If useful, I can also share the Galaxy history or provide a small subset of the affected sequences so we can check whether this could be related to the Galaxy implementation.
It sounds like using this Output Option might be worth exploring? Running these tools a few times in a series with different parameters is one of the recommended usage paths. I would suggest breaking it down if you want more details about what is happening at each phase. Be sure to notice the extra output toggles for the reporting options.
In short: the search phase generates statistics for all input sequences, then the mapping to orthologs is where sequences technically fall out (no hits). You could review those initial stats to dig in more?
Examples:
Run the eggNOG Mapper search phase tool, then run:
eggNOG Mapper annotation phase
Help → Outputs → Output sequences without annotation
Produce an additional FASTA file with the sequences of queries for which an existing annotation was not found using cache mode. This file can be used as input of another eggNOG-mapper run without using the cache, trying to annotate the sequences.
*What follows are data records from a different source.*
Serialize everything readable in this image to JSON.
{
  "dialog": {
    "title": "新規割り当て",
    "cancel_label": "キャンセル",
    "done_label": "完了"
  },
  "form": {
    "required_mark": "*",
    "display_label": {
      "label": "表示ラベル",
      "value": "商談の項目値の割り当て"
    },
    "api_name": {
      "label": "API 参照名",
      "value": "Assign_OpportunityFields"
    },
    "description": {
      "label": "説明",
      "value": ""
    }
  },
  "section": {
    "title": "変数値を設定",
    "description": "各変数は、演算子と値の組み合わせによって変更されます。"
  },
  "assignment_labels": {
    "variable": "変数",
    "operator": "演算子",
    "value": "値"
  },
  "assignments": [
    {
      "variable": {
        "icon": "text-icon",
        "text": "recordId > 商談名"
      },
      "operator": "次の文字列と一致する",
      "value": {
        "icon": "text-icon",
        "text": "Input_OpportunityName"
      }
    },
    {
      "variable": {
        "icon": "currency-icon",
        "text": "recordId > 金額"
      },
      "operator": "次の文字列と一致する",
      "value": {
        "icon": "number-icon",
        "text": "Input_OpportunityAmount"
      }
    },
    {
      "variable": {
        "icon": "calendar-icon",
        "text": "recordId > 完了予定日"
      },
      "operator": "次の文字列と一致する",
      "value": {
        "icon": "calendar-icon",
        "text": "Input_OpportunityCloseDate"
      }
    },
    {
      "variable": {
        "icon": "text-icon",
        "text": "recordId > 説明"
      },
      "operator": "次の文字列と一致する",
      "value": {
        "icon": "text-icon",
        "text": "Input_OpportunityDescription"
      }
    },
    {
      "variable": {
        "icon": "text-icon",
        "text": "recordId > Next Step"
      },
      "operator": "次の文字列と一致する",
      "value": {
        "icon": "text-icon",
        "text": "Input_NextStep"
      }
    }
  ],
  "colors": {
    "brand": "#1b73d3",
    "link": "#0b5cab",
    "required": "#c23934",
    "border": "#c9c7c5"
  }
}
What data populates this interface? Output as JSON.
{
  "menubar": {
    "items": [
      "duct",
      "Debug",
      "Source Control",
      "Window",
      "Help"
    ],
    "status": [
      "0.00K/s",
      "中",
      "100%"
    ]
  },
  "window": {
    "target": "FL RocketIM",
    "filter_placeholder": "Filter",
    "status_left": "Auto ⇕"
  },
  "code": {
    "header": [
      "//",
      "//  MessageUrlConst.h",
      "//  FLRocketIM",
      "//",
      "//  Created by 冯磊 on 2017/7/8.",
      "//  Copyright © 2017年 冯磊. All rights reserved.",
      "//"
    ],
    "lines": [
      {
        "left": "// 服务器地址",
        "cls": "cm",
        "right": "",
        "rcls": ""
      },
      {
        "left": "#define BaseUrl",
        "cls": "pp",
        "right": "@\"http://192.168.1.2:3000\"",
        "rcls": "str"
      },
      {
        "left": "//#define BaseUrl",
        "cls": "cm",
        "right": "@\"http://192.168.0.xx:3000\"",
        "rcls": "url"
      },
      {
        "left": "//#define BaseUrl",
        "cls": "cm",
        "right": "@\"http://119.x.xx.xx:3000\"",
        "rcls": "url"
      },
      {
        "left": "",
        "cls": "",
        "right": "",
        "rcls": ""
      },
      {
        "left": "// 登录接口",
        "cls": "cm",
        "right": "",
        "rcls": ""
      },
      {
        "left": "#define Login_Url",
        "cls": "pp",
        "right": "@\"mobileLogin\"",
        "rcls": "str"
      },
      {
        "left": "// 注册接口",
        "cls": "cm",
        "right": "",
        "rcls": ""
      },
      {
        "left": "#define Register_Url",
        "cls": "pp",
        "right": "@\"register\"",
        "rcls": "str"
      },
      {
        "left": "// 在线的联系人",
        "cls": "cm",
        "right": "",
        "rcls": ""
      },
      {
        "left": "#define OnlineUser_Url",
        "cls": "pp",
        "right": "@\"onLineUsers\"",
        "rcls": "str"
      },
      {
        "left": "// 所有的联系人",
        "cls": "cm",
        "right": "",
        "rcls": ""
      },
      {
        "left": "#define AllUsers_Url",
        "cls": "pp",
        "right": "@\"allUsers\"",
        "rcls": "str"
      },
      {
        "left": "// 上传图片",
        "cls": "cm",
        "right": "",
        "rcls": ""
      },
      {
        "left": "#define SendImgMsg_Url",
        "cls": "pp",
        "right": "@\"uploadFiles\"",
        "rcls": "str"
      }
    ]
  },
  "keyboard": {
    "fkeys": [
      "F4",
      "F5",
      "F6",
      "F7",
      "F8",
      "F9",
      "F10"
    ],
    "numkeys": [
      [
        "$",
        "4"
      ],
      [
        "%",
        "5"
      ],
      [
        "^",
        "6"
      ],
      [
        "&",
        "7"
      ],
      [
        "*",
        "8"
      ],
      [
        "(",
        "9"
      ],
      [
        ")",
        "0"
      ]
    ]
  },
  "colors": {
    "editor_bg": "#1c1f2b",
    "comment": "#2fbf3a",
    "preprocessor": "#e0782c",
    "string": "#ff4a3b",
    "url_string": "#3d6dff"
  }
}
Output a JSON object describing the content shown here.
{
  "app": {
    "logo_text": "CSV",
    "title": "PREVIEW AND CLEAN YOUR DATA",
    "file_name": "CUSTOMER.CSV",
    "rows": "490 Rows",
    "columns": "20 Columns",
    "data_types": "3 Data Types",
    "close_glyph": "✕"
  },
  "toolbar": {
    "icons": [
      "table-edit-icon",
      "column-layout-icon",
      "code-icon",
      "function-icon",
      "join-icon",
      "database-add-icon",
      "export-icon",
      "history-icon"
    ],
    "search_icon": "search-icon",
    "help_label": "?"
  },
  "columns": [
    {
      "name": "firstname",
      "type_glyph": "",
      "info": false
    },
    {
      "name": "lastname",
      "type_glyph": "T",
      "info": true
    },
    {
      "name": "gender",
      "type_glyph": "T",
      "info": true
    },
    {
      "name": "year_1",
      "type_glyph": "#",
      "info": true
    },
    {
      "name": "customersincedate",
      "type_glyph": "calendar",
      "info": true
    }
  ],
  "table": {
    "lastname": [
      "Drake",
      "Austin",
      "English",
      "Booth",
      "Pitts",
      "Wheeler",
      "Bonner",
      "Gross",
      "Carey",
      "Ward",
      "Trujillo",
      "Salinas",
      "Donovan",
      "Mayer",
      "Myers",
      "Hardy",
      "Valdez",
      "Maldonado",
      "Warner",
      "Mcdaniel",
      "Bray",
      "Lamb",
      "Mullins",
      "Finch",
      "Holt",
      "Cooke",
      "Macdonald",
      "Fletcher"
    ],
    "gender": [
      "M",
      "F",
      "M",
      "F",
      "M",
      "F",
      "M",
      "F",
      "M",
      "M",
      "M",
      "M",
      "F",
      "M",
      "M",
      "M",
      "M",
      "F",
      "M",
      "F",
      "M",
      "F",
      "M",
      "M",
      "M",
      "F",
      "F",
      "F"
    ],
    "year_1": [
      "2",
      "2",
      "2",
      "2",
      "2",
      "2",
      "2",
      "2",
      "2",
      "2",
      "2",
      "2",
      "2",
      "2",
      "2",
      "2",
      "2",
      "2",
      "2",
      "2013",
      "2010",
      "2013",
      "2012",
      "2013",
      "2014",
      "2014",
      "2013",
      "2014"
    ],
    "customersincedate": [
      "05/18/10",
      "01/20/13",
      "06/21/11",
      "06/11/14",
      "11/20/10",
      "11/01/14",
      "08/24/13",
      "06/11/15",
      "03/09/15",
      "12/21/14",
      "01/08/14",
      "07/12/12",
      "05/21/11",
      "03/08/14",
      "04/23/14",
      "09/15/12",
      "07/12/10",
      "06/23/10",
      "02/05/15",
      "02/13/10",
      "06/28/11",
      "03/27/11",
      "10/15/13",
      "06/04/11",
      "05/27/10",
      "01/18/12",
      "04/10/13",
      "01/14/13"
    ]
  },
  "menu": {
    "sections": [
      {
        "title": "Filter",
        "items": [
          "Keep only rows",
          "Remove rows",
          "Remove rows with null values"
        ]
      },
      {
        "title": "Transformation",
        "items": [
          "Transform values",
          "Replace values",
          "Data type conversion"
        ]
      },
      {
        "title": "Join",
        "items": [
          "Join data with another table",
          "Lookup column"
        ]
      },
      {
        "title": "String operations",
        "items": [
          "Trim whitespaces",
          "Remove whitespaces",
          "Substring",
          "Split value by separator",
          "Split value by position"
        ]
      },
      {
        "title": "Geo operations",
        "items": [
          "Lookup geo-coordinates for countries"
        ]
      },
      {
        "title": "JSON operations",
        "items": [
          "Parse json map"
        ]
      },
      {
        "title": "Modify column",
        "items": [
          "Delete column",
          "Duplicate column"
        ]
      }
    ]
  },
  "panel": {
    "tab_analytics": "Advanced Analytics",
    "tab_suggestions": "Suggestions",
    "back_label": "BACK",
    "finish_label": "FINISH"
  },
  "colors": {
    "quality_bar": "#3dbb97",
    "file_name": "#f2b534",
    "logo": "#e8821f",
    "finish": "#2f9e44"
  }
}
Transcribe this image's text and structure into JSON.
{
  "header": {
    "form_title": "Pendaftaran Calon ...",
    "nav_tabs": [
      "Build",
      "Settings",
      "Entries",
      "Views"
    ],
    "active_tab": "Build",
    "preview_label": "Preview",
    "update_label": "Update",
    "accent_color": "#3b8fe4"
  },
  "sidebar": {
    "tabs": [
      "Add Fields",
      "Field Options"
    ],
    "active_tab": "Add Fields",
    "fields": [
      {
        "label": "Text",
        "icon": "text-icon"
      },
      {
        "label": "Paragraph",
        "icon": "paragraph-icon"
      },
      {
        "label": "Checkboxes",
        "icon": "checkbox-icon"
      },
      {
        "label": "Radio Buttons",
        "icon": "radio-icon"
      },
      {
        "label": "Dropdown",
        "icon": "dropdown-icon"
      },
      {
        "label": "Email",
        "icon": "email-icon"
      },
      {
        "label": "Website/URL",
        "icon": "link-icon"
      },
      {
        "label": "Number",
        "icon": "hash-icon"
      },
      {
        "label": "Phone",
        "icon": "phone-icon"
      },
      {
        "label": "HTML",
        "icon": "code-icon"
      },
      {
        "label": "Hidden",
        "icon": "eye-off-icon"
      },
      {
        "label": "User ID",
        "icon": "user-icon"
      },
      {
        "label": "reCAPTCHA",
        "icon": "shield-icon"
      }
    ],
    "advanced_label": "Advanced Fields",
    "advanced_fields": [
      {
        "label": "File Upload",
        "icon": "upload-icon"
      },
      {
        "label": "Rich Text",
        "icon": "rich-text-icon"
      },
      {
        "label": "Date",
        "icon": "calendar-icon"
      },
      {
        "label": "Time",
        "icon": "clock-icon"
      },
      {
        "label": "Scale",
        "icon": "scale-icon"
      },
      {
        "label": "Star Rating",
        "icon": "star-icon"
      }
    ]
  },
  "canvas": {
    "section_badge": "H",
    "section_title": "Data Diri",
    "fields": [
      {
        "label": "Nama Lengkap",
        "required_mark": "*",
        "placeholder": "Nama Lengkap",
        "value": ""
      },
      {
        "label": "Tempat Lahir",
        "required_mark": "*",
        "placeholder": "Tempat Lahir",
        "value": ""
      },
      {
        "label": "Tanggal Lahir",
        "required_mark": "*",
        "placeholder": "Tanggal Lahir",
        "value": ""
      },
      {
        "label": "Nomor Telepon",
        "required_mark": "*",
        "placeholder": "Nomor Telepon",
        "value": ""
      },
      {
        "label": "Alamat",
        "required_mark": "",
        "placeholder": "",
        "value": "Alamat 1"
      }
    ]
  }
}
You can also run the primary tool twice – first generate the md5 hash, then to use it during the next round. The Help on this form explains more, and usage will be the same as described at their wiki.
eggNOG Mapper functional sequence annotation by orthology
Output Options
Add md5 hash of each query to annotations
(–md5)
Help → Outputs → sequences without annotation
This output is created if cached annotations are used as input. It is a FASTA file containing all sequences that are not found in the cached annotations. These sequences can then be used as input for another run of the EggNOG mapper computing seed orthologs with diamond, etc.
It sounds like your data is set up correctly (valid fasta data) and exploring the options and workflows the authors host would be a good place to start. The Galaxy tutorials only use the tool with one cycle but there is much more you can try.